SERI has begun conducting surprise audits of R2-certified facilities, with auditors concentrating on downstream due diligence and other topics of concern.
Sustainable Electronics Recycling International (SERI), the Boulder, Colo.-based nonprofit organization managing the R2 e-scrap environmental standard, began conducting spot – or unannounced – audits of facilities in mid-August. So far, it has conducted about a dozen.
“We see them in large part as an effort in continuous improvement, but, of course, we’re very much wanting to take action where we find that the standard is not being complied with,” John Lingelbach, executive director of SERI, told E-Scrap News.
The spot audits are different from the witness audits the group started conducting earlier this year, where a SERI representative and a certifying auditor would visit facilities together.

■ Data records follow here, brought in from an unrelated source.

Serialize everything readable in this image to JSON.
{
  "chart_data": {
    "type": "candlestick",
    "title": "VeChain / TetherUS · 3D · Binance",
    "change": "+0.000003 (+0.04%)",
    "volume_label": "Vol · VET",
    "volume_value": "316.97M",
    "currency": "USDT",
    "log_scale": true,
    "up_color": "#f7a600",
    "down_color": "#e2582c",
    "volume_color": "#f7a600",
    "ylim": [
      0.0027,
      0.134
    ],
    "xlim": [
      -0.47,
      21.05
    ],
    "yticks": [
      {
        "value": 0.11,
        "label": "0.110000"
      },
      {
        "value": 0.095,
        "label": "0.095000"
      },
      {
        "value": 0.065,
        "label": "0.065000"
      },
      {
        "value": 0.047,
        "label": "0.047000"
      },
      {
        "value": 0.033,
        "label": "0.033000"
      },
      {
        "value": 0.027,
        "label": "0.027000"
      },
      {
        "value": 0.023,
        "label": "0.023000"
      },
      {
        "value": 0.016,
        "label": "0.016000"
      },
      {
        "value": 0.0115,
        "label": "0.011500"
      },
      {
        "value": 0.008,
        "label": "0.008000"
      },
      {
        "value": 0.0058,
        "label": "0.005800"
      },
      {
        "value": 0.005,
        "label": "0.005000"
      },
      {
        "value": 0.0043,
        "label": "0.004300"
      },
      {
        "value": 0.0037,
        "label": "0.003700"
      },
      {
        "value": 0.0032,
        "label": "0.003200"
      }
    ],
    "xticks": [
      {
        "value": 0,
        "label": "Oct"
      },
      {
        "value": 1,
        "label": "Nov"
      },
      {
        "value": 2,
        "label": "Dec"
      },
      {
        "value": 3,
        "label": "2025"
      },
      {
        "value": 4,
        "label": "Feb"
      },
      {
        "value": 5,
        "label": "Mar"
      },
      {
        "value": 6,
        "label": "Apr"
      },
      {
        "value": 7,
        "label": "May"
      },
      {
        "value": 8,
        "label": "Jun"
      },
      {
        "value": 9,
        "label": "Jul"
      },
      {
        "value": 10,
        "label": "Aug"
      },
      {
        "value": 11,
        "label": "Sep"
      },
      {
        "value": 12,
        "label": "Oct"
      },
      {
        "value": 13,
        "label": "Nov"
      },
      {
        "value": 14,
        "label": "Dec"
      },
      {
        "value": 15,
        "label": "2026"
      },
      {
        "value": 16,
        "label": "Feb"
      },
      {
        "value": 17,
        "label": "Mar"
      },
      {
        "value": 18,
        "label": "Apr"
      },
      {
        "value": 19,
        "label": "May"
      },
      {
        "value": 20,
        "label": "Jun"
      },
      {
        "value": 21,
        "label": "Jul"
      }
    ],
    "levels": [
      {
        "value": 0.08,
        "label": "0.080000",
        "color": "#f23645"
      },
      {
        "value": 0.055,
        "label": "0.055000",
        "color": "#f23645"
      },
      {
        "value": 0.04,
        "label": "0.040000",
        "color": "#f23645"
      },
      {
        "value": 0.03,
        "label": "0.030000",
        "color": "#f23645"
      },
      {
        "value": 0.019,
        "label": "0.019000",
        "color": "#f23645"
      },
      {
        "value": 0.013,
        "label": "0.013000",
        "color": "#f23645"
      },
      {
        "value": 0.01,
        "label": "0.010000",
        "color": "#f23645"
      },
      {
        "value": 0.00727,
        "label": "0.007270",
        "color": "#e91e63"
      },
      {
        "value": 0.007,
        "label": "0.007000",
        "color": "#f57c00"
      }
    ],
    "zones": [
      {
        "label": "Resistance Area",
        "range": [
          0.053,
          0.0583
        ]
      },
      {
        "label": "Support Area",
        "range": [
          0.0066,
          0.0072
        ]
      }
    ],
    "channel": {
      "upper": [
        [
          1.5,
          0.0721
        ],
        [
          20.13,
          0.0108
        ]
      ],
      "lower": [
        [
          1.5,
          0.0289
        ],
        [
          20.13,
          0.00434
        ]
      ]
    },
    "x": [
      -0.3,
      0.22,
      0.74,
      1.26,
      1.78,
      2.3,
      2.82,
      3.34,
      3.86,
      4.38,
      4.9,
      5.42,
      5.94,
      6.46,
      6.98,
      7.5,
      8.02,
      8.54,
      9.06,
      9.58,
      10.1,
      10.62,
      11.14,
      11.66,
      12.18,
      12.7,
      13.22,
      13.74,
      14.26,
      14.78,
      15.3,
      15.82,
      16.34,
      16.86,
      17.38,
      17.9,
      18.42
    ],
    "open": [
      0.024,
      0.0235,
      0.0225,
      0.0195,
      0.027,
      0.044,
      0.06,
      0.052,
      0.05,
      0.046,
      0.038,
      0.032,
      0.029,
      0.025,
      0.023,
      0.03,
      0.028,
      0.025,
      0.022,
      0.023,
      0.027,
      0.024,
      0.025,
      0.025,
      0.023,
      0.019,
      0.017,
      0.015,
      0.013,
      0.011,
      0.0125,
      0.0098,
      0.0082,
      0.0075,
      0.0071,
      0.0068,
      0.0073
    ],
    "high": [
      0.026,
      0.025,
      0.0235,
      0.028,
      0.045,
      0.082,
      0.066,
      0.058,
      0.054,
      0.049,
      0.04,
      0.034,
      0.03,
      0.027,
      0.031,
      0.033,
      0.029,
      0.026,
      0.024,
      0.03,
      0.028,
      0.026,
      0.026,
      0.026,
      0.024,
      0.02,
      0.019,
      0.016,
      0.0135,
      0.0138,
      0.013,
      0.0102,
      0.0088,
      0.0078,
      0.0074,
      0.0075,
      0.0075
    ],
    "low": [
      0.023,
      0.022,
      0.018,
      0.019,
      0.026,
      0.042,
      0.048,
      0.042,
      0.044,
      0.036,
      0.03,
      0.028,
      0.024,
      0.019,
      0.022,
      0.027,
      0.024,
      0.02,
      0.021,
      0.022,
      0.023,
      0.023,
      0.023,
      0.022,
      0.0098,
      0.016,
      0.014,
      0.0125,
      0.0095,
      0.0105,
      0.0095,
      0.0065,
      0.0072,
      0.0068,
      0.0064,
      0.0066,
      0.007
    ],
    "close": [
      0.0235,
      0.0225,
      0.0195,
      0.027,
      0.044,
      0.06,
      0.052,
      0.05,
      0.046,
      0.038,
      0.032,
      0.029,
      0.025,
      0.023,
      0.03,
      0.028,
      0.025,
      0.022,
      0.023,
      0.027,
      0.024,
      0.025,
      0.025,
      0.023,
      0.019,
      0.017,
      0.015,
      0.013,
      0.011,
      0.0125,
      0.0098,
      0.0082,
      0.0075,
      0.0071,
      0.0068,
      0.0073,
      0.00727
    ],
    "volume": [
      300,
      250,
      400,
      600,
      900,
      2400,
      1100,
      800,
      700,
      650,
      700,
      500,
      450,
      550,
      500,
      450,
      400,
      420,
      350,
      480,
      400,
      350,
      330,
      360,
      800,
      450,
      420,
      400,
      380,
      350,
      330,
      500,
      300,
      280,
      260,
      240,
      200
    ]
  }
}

So far, one SERI staff member and one contractor have been conducting the spot audits of facilities. They’re focusing on major issues of concern, such as whether facilities are doing their due diligence in ensuring downstream vendors are responsibly managing “focus materials,” including CRT glass, mercury, PCBs, lead from circuit boards and batteries, Lingelbach said. Another aim is ensuring companies have plans and financial instruments in place to deal with material if the facility is abandoned, he said.
“The majority of the facilities that we’ve done spot audits on are doing well in those regards,” he said. “But what I want to emphasize is that those are the areas where we have the most concern.”
When serious shortcomings are found, which has only happened in a “distinct minority of the cases,” the issues are reported to the certifying body for follow-up, he said.
SERI started doing the spot audits using a framework that gave companies 24 hours notice, and the group has since moved to conducting them entirely unannounced.
SERI hopes to aggregate data to get a clearer picture of the most challenging compliance areas of the R2 Standard. Lingelbach said downstream due diligence seems to be the most time-consuming component of compliance for certified companies right now.
“That’s new to the industry. Four, five or six years ago, not a lot of companies spent a lot of time checking out their downstream vendors in any concerted manner and one of the things the standard requires is they do that.”
SERI staff are still working on putting together next year’s budget, but it appears they might be able to conduct up to 50 spot audits next year, he said.